I thought my breath and my new being lost.[126]

She went on, and said a thousand good things at random, but so strangely mixed that you would be apt to say all her wit is mere good luck, and not the effect of reason and judgment. When I made my escape hither I found a gentleman playing the critic on two other great poets, even Virgil and Homer.[127] He was observing, that Virgil is more judicious than the other in the epithets he gives his hero. "Homer's usual epithet," said he, "is Πόδας ὠχὺς, or Ποδάρχης, and his indiscretion has been often rallied by the critics, for mentioning the nimbleness of foot in Achilles, though he describes him standing, sitting, lying down, fighting, eating, drinking, or in any other circumstance, however foreign or repugnant to speed and activity.
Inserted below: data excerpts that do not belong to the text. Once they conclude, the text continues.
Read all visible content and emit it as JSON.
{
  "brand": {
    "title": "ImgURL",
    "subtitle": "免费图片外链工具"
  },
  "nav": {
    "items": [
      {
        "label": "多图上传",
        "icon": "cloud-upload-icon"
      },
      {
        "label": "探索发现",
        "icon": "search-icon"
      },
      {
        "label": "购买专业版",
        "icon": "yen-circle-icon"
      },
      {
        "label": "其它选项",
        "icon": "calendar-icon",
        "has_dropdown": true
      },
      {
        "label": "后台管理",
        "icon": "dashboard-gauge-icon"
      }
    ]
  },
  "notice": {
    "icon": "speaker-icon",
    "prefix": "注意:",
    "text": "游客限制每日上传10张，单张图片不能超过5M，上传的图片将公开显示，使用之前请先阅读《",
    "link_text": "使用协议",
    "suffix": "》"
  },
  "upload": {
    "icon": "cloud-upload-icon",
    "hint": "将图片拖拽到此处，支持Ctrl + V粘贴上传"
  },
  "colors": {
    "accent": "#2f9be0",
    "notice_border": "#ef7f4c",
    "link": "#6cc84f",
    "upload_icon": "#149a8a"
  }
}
Virgil's common epithet to Æneas, is 'Pius' or 'Pater.' I have therefore considered," said he, "what passage there is in any of his hero's actions, where either of these appellations would have been most improper, to see if I could catch him at the same fault with Homer: and this, I think, is his meeting with Dido in the cave, where Pius Æneas would have been absurd, and Pater Æneas a burlesque: the poet has therefore wisely dropped them both for Dux Trojanus,

"Speluncam Dido dux et Trojanus eandem Devenient;[128]

which he has repeated twice in Juno's speech, and his own narration: for he very well knew a loose action might be consistent enough with the usual manners of a soldier, though it became neither the chastity of a pious man, nor the gravity of the father of a people."